10)  After Pythagoras' discourse on vegetarianism, he goes on to discuss transformation (i.e., metamorphosis).  What principle does he describe as the governing one in the universe, and in what ways does he demonstrate its operations?

11)  Pythagoras says, "All these creatures...derive their origin from something other than themselves."  What might that mean for the relations of species to each other (including humans)?  Does this seem consistent with what you expect a Roman poet to think?
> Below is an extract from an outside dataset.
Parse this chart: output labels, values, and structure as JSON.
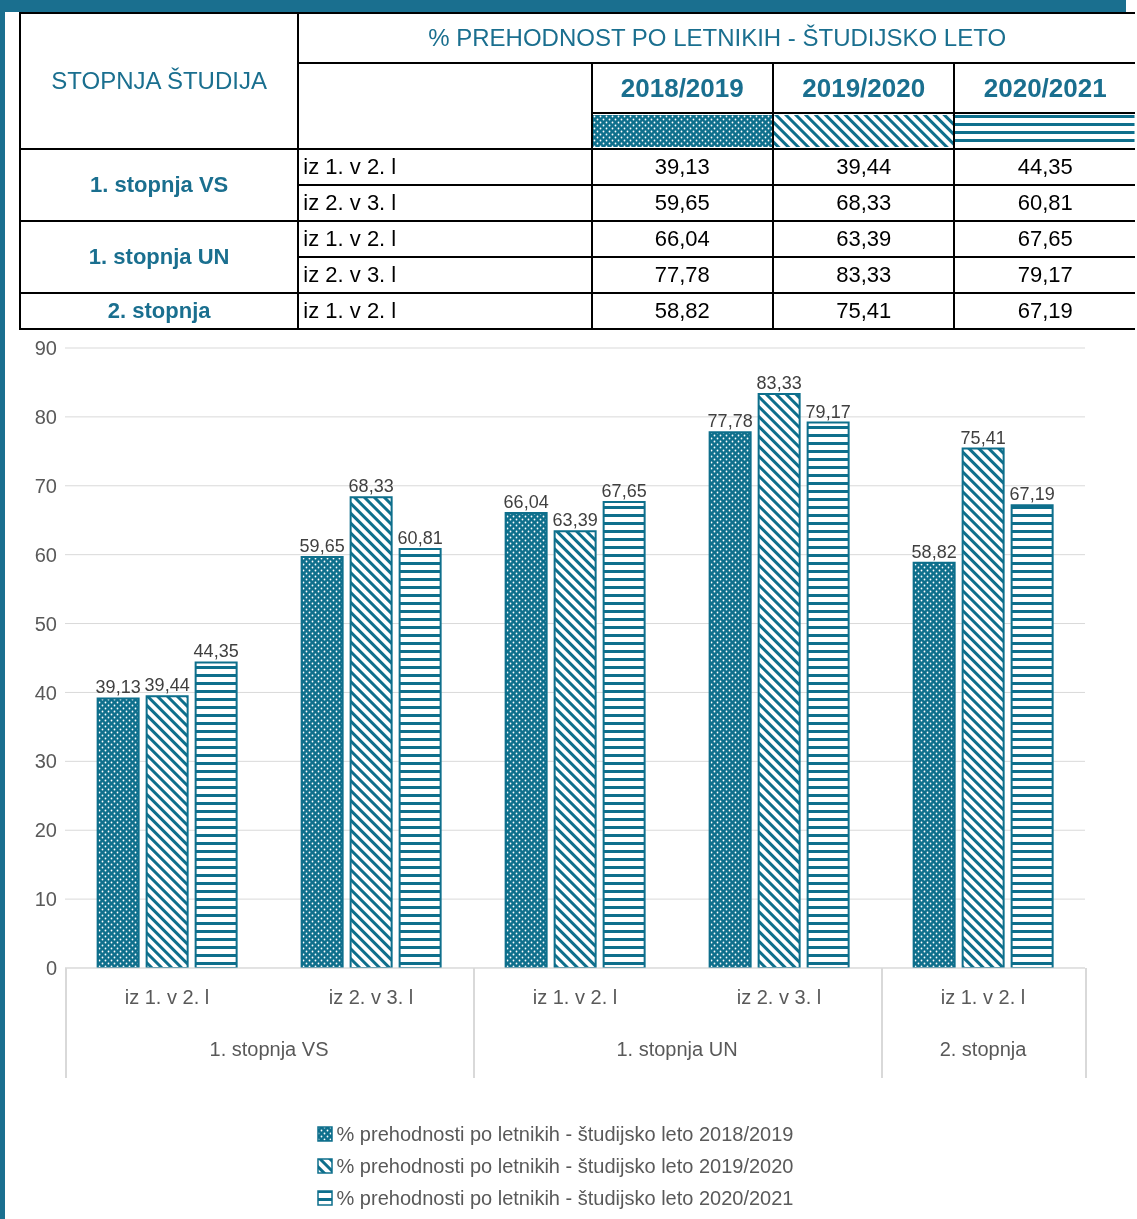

12)  In tracing evidence of change in world time, Pythagoras observes many cities which have risen in power only to fall: Troy, Sparta, Mycenae, Thebes, and Athens.  Then Ovid has Pythagoras (remember he's a Greek character living before Rome's rule) predict that "one, born of Julus' line, will make [Rome] mistress of the world."  What implication does he fail to develop in a text which has as its theme metamorphosis?

13)  How does Ovid handle Caesar's deification?  Especially consider this in the context of Hadas' comment in #1 above.

14)  How does Ovid's claim for his work in the valediction relate  to the theme of the Metamorphoses itself?  How does Ovid live on?  In what sense is this true?  Think about his repeated use of metaphors and similes that become literally true (in Hercules and Deineira, jealousy might be understood to have "poisoned" their relationship, both as a metaphor and in fact).  Has Ovid got any more than a metaphorical right to claim an afterlife in this fashion?  What is "life"?  Or life.